38.aşk saçmalığı

146 19 13
                                    


Nefes nefese bir halde başımı bacaklarımdan ayırdığımda yüzüme vuran soğuk ile kısa süreli bir şok dalgası sarmıştı bedenimi. Nerede olduğumu idrak etmemse uzun sürmemişti. Sahildeki kumların üzerinde uyuyakalmıştım.

Sırtım, sahili yoldan ayıran yüksek duvarlara yaslıydı. Oturduğum yer ve çevresi ince bir kar tabakasıyla kaplıydı. Üşümüştüm. Kendimi apartmandan dışarı atar atmaz ağırlaşan kalbimi de alıp, kendimi zar zor yolun karşısına atabildiğimi hatırlıyordum. Dakikalarca, belki de saatlerce ağlamıştım. Batmaya başlayan güneş de bunu destekliyordu sanki kendince. Uzun bir süredir burada oturuyor olmalıydım.

Ayağa kalkmaya çalışırken, bedenimin uyuştuğunu fark etmiştim. Bir süre, ayılmayı bekleyerek duvara tekrar yaslamıştım.

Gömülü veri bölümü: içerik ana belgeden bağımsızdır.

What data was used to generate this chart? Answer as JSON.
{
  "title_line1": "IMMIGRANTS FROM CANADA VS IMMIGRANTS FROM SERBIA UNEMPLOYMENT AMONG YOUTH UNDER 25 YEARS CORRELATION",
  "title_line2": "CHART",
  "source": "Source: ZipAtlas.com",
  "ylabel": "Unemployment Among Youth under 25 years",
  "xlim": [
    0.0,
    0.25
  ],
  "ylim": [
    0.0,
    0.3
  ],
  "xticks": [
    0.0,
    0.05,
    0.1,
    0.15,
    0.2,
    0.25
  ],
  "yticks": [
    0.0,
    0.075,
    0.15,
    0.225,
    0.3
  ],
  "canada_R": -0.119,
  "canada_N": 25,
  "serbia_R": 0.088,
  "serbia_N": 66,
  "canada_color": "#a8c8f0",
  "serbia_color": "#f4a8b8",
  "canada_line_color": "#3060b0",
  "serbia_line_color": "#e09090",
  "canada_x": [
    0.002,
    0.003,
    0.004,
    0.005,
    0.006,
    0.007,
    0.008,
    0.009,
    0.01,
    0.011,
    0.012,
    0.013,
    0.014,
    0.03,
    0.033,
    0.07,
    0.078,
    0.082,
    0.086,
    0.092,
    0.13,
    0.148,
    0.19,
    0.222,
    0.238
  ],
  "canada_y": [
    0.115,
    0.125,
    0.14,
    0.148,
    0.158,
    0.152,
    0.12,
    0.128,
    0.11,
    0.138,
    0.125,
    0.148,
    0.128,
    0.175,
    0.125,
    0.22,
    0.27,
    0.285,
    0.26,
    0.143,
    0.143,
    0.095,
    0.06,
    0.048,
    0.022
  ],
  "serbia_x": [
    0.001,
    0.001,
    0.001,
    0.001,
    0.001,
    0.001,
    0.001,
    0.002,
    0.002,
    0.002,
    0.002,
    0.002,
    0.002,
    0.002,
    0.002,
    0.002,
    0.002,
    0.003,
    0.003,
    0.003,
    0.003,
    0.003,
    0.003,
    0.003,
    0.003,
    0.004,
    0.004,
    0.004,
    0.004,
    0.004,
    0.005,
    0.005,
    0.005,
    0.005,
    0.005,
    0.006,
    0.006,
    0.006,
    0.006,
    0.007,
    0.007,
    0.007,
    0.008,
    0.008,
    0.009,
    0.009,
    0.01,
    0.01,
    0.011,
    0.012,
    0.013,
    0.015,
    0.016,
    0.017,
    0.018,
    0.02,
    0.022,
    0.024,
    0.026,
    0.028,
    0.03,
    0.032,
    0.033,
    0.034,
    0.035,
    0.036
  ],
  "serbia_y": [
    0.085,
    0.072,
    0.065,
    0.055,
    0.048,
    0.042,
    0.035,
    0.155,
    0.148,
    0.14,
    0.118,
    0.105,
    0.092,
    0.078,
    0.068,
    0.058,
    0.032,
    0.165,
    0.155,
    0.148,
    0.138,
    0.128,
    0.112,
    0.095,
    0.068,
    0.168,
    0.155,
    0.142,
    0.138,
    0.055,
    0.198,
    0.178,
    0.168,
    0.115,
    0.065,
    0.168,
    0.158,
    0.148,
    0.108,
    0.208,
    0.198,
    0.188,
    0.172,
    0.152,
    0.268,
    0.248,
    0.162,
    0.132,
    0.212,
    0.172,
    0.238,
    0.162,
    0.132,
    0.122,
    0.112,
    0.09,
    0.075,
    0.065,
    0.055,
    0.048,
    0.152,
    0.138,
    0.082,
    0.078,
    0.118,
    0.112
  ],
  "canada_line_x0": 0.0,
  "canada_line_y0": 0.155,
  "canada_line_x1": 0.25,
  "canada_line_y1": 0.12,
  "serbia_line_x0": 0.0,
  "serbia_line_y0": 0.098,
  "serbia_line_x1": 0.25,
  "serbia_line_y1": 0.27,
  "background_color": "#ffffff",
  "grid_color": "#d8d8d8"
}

Az önce yaşanan her şeyin bir kabus olduğu gerçeğini idrak ederek derin bir nefes çekmiştim ciğerlerime. Hala sanki gerçekten boğulmuşum gibi nefes nefese olduğumu fark etmek içten içe bedenimin korkuyla dolmasına sebep olmuştu. Neden böyle bir kâbus görmüştüm ki şimdi?

Yaşanan her şey zihnime ağır gelmişti. Bu şaşırmam gereken bir şey değildi aslında. Yine de bedenimin tepkileri beni endişelendirmiyor değildi. Ellerimden birini Jungkook'un sıktığı boynuma getirirken de ne yaptığımın farkında değildim. Zihnim gerçekliğe yeni yeni dönüyor olsa bile bedenim hala kabullenememişti yaşananların bir kabus olduğunu.

Gözlerimi sıkıca yumup, sakinleşmek için derin birkaç nefes daha almıştım. Sadece kabustu.

Gerçi çok gerçek hissettirmişti.

"Bay Lee bu sefer onu öldürecek."

Yeterince dinlendirdiğimi düşündüğüm bedenimi yerden kaldırmıştım sonunda. Artık gitsem iyi olacaktı. Burası bana iyi gelmiyordu zaten.

Yerden çantamı alıp sakince sırtıma geçirirken yine de acele edemiyordum. Belki de burada son kez bulunuyordum.

"O tavşan kılıklı herif en başından beri kendi hayatıyla kumar oynuyordu zaten."

Duyduğum şeyle olduğum yerde donakalırken zihimde tekrar ediyordum aynı zamanda duyduklarımı.

Tavşan kılıklı herif?

Aklım Jungkook'a giderken duvarın diğer tarafında, birbirleri ile konuşan iki adam devam etmişlerdi konuşmaya.

"Olan annesine olacak. Küçücük kızı nasıl kaçırır elinden aklım almıyor."

Olan annesine olacak.

Ne? Jungkook ne yapmıştı? Kimi kaçırmıştı elinden? Kimden bahsediyorlardı? İstemsizce aklım o güne giderken şaşkınca içimden tekrar etmiştim.

'Benim için bir şey ifade etmiyor.'

"En başından beri o herife güvenmiyordum zaten. Bay Lee'nin onu seçmesini bir türlü anlayamıyorum."

Ondan bahsettiklerine emindim. Siyah takım elbiseli adamlardı bu konuşanlar da belli ki. Onun için gelmişlerdi.

Elimdeki sırt çantamı sıkıca kavrayıp duvarın dibine biraz daha kaymıştım sessiz olmaya çalışarak. Beni fark etmelerini istemiyordum. Konuşmalarını dinlemek ve ona yardım etmek istiyordum.

"Basit değil mi? Çocuk yakışıklı. Kızın ona aşık olması an meselesiydi sadece."